Why is resignation sensible? [she asks.] Why is pleasure in life irrational? Freud is so eager to rise above, to conspicuously see and take in the facts of mortality, that he can only classify an ebullient attachment to life as "irrational." Rationality seems to be an expansive, overarching code word here for something altogether stranger and more rare: moderation in one's attachment to life. As if one is supposed to be only a little bit attached to life.
Contrast Freud's sensibility with Thomas's lack thereof.
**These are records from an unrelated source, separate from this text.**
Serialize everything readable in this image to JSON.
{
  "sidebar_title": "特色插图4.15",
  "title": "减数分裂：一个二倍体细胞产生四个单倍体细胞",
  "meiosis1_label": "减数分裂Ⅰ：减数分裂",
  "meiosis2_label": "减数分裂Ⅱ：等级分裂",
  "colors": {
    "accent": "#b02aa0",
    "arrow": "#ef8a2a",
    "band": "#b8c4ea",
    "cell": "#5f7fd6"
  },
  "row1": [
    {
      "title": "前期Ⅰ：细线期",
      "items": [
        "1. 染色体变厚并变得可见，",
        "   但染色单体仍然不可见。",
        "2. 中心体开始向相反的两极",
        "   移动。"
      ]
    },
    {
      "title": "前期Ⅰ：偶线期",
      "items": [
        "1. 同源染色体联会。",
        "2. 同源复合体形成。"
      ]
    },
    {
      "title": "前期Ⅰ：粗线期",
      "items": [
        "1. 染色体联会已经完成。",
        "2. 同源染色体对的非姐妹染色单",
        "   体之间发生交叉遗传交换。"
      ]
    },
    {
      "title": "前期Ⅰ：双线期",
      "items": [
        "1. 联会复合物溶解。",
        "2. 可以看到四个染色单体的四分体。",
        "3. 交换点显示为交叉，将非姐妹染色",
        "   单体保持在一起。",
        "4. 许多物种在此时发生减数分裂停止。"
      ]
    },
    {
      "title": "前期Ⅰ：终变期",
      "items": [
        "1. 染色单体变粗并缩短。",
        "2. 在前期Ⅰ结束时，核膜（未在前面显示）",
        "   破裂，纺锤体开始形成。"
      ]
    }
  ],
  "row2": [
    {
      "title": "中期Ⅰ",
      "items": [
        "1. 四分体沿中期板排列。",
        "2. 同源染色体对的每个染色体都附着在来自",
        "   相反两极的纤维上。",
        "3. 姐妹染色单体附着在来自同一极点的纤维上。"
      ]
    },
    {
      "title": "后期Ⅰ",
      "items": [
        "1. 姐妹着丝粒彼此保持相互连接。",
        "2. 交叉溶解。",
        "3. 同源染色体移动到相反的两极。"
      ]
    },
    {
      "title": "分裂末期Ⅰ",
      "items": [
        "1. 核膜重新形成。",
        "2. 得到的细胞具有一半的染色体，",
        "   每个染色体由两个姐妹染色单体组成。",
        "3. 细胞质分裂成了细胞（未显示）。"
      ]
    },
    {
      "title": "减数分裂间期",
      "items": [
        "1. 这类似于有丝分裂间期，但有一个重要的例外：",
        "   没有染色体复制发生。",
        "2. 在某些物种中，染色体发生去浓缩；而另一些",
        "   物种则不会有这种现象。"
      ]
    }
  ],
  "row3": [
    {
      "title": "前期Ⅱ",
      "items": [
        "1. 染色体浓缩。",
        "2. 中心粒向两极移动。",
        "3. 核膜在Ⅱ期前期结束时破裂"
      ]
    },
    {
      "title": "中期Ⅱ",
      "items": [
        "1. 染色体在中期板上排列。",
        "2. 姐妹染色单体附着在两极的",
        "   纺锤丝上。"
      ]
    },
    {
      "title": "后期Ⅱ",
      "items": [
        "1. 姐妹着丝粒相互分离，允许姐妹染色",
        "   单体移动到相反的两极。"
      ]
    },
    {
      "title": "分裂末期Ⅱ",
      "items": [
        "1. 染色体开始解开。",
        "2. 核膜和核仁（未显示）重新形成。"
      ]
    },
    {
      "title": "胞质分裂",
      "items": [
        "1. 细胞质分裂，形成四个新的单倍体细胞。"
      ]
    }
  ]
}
The true mystery of Thomas's last days . . . is not the precise medical cause of his coma; it is how the unnatural fear and apprehension of death melts into a craving for it. His long preoccupation with the end, with all the celebrating and singing one can do on the way to that end, his overdeveloped, painful consciousness, always, of that end, is transformed into something almost beautiful. It seems if you are afraid or preoccupied with something for long enough, you begin to develop a feeling toward it not dissimilar to love. This is not a trick of the mind that most healthy people can understand. David Foster Wallace once wrote, in a Harper's piece about a cruise ship, a decade before his own suicide: "The word 'despair' is overused and banalized now, but it's a serious word, and I'm using it seriously. It's close to what people call dread or angst, but it's not these things, quite. It's more like wanting to die in order to escape the unbearable sadness of knowing I'm small and weak and selfish and going, without doubt, to die. It's wanting to jump overboard." 
In her conclusion Roiphe writes,
I am coming to see that the real thing I am afraid of is not death itself but the fear of death. This fear is not abstract to me. The knowing you are about to die. The panic of its approach. That is what seems unbearable to me. That’s what I’ve been trying to write my way through.

But here’s what I learned from the deaths in this book: You work. You don’t work. You resist. You don’t resist. You exert the consummate control. You surrender. You deny. You accept. You pray. You don’t pray. You read. You work. You take as many painkillers as you can. You refuse painkillers. You rage against death. You run headlong toward it.

In the end the deaths are the same. They all die. The world releases them.